Kehinde Wiley: An Archaeology of Silence

By Claudia Schmuckli, Valerie Cassel Oliver, Emil Wilbekin, and Janna Keegan

Kehinde Wiley publication cover

One of the leading figurative artists working today, Kehinde Wiley (American, b. 1977) trained formally in San Francisco. Wiley’s work uses the visual conventions of the heroic, the powerful, and the sublime to celebrate Black and Brown people he has met throughout the world, and he is renowned for “street casting” sitters from underserved communities and endowing their portraits with the scale and visual vocabularies of Renaissance, Baroque, and Romantic “Grand Manner” portraiture.

Published on the occasion of the 2023 exhibition Kehinde Wiley: An Archaeology of Silence at the de Young in San Francisco, this visually stunning catalogue presents Wiley’s new body of work: twenty-six paintings and sculptures created against the backdrop of the COVID-19 pandemic, the murder of George Floyd, and the rise of the Black Lives Matter movement.
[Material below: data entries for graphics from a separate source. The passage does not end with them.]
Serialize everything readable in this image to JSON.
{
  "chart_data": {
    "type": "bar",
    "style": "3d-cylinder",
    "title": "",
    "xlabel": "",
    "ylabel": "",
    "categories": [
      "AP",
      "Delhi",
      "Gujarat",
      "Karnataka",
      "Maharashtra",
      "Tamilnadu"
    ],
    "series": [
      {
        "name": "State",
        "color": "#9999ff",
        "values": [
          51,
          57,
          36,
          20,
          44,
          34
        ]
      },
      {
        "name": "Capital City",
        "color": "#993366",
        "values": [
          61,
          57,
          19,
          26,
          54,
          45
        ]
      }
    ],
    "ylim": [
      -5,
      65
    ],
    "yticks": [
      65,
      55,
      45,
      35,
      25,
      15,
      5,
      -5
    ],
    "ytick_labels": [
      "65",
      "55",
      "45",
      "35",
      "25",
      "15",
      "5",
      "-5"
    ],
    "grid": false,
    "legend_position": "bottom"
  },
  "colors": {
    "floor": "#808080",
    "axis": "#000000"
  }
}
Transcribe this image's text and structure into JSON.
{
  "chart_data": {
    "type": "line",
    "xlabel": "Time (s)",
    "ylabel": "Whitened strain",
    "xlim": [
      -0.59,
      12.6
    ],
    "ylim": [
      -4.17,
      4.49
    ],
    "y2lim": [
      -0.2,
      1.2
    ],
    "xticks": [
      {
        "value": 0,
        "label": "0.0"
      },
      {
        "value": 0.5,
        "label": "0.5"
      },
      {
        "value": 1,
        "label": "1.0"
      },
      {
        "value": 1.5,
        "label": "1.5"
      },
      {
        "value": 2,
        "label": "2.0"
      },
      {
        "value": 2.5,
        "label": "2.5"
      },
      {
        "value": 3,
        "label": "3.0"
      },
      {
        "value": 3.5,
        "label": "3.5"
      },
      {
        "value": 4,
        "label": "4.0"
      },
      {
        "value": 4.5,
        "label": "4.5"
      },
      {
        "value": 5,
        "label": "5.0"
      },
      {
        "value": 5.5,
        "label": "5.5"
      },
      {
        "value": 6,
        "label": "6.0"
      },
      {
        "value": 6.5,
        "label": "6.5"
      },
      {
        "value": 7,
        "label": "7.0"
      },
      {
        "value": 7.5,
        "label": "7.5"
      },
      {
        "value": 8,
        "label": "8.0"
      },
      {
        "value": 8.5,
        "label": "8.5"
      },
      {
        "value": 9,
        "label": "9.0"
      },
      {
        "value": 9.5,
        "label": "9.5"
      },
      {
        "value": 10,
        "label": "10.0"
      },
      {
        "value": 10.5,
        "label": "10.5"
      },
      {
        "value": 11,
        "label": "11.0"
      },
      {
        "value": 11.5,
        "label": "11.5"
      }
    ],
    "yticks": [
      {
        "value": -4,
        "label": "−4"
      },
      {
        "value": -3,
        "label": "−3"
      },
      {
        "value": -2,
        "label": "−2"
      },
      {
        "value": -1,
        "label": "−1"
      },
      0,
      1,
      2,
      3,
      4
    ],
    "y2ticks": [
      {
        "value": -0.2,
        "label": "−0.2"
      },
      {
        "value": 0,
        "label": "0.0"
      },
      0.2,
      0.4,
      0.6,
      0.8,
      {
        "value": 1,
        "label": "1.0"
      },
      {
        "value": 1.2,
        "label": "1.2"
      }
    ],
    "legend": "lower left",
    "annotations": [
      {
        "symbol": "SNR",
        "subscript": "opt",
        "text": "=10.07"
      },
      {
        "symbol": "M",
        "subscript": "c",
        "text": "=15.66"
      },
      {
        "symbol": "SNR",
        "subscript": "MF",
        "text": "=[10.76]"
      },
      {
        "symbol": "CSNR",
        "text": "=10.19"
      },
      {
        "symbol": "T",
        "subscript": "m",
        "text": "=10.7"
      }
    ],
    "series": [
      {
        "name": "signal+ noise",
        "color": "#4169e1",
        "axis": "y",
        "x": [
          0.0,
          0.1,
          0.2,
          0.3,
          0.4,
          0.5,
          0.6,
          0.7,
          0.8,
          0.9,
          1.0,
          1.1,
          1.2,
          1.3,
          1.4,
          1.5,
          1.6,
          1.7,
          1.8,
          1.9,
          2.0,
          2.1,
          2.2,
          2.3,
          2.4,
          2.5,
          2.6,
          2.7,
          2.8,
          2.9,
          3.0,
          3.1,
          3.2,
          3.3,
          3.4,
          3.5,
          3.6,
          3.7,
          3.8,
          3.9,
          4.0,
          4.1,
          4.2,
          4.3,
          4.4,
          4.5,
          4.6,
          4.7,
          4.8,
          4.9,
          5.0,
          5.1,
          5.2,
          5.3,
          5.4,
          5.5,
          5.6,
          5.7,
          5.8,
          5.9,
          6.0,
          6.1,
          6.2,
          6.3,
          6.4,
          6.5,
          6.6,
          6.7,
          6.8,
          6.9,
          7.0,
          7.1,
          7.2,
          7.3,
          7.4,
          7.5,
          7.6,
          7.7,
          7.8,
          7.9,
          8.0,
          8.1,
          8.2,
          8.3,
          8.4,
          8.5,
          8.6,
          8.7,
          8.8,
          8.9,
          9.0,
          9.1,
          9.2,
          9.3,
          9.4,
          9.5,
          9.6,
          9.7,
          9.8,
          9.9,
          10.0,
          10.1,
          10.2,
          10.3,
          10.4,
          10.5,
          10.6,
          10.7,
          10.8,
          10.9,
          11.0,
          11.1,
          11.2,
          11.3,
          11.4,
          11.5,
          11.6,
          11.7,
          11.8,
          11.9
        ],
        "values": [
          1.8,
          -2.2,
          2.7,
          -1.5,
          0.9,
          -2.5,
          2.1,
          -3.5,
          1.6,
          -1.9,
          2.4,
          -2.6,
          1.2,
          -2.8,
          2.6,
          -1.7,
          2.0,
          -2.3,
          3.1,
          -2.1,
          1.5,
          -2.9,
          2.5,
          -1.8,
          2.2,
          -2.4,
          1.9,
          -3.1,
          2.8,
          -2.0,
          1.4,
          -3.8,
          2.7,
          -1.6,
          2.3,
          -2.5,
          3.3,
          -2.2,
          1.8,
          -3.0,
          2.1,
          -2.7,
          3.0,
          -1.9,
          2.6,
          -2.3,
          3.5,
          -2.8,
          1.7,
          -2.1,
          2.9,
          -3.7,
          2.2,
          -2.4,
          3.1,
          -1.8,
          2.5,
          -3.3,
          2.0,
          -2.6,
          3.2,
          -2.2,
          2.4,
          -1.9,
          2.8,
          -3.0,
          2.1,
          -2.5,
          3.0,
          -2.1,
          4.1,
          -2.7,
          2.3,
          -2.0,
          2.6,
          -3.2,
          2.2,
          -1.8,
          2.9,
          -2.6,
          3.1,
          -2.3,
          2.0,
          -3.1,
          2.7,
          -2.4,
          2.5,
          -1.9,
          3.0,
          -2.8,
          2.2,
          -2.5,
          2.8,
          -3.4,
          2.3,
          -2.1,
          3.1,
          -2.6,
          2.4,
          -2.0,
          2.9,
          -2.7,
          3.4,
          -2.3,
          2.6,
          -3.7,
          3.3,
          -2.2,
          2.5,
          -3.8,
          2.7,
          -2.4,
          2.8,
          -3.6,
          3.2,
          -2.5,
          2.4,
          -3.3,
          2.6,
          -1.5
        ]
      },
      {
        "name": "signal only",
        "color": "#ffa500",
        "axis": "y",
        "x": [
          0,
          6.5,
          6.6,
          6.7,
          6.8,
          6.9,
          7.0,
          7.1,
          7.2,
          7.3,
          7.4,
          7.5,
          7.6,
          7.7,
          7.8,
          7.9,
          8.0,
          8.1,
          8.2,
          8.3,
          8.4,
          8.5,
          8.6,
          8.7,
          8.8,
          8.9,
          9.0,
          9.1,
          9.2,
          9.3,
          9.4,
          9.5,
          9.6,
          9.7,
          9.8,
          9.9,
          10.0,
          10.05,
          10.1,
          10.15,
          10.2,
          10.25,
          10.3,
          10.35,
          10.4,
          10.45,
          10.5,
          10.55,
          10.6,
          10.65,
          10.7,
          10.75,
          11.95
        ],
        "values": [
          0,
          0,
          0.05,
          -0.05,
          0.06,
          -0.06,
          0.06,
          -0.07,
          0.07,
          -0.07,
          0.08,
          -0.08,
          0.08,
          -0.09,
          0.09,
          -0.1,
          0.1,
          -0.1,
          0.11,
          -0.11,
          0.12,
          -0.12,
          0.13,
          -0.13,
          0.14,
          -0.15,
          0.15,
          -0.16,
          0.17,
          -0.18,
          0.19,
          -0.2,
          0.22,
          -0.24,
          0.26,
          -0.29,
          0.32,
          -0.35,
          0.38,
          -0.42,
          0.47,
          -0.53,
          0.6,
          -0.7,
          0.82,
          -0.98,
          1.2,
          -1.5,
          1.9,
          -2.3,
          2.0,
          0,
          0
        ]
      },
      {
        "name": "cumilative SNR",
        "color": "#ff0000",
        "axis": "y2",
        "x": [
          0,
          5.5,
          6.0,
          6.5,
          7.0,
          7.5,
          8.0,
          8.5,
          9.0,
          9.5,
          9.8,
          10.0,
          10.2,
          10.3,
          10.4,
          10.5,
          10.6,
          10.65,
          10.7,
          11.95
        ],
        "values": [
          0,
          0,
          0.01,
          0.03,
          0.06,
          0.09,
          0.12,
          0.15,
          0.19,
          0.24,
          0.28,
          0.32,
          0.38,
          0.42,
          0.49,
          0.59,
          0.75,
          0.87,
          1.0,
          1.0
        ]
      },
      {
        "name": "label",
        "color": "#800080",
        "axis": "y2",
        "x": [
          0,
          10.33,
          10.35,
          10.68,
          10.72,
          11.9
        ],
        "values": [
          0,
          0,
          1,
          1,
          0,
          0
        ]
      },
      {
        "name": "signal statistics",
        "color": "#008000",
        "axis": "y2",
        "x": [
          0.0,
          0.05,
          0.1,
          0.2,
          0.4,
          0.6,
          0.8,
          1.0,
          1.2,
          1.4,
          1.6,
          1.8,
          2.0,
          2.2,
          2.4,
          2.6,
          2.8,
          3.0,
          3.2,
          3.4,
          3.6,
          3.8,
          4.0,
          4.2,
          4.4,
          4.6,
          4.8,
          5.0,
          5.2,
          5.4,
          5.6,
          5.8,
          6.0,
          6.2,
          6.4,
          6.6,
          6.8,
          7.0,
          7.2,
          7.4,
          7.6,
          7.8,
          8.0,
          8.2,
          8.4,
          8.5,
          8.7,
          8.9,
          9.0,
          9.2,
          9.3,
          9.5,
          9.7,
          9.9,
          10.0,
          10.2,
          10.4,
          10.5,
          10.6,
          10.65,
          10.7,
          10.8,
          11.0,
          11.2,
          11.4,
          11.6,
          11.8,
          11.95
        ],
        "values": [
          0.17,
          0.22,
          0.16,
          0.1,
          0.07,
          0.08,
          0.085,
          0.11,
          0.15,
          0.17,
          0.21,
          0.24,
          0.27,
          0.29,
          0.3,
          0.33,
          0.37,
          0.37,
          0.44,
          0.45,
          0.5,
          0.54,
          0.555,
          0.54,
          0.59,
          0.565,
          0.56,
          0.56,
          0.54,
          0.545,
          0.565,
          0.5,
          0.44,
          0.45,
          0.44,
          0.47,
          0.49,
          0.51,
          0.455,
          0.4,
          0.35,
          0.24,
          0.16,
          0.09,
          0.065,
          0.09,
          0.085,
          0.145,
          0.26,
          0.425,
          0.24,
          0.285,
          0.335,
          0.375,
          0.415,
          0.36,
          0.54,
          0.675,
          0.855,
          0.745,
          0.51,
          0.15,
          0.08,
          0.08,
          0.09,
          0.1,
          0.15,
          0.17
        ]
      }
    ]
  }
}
The paintings and sculptures, which include both the largest and the smallest works Wiley has ever done, confront the violent legacy of enslavement and colonialism through the motif of the recumbent figure. The works reflect Wiley’s deep engagement with art history, referencing historical paintings and sculptures of fallen heroes, lovers, martyrs, or saints. Wiley’s interpretations of these works of art, in which he repositions his subjects in visual landscapes traditionally reserved for the aristocracy and the privileged, continue his history of investigating the iconography of death and sacrifice in the Western art historical tradition and its rhetorical devices.

Featuring full-spread photographs of the artworks along with insightful essays, a first-person text by the artist, and a biographical timeline, Kehinde Wiley: An Archaeology of Silence enhances our understanding of this deeply moving and critically important body of work, which stands as a powerful elegy to the victims and survivors of systemic violence and offers moments of grief, grace, and healing.

Authors

Claudia Schmuckli is the curator in charge of contemporary art and programming at the Fine Arts Museums of San Francisco. She is the organizer and editor of numerous exhibitions and publications, including Uncanny Valley: Being Human in the Age of AI (2020), Wangechi Mutu: I Am Speaking, Are You Listening? (2021), and Judy Chicago: In the Making (2021).

Valerie Cassel Oliver is the Sydney and Frances Lewis Family Curator of Modern and Contemporary Art at the Virginia Museum of Fine Arts, Richmond, where she helped organize the acquisition of Kehinde Wiley’s sculpture Rumors of War (2019). She is also the editor of the exhibition catalogues Radical Presence: Black Performance in Contemporary Art (2013), Howardena Pindell: What Remains to Be Seen (with Naomi Beckwith, 2017), and, most recently, The Dirty South: Contemporary Art, Material Culture, and the Sonic Impulse (2021).

Emil Wilbekin is an assistant professor of journalism at the Fashion Institute of Technology, New York, and an award-winning journalist who has contributed to Architectural Digest, the Cut, Essence, the New York Times, Time, and Vogue. Wilbekin is also the founder of Native Son, a movement, community, and platform created to inspire and empower Black gay/Queer men.

Janna Keegan is the assistant curator of contemporary art and programming at the Fine Arts Museums of San Francisco. Her recent publications include Uncanny Valley: Being Human in the Age of AI (2020) and Judy Chicago: In the Making (2021).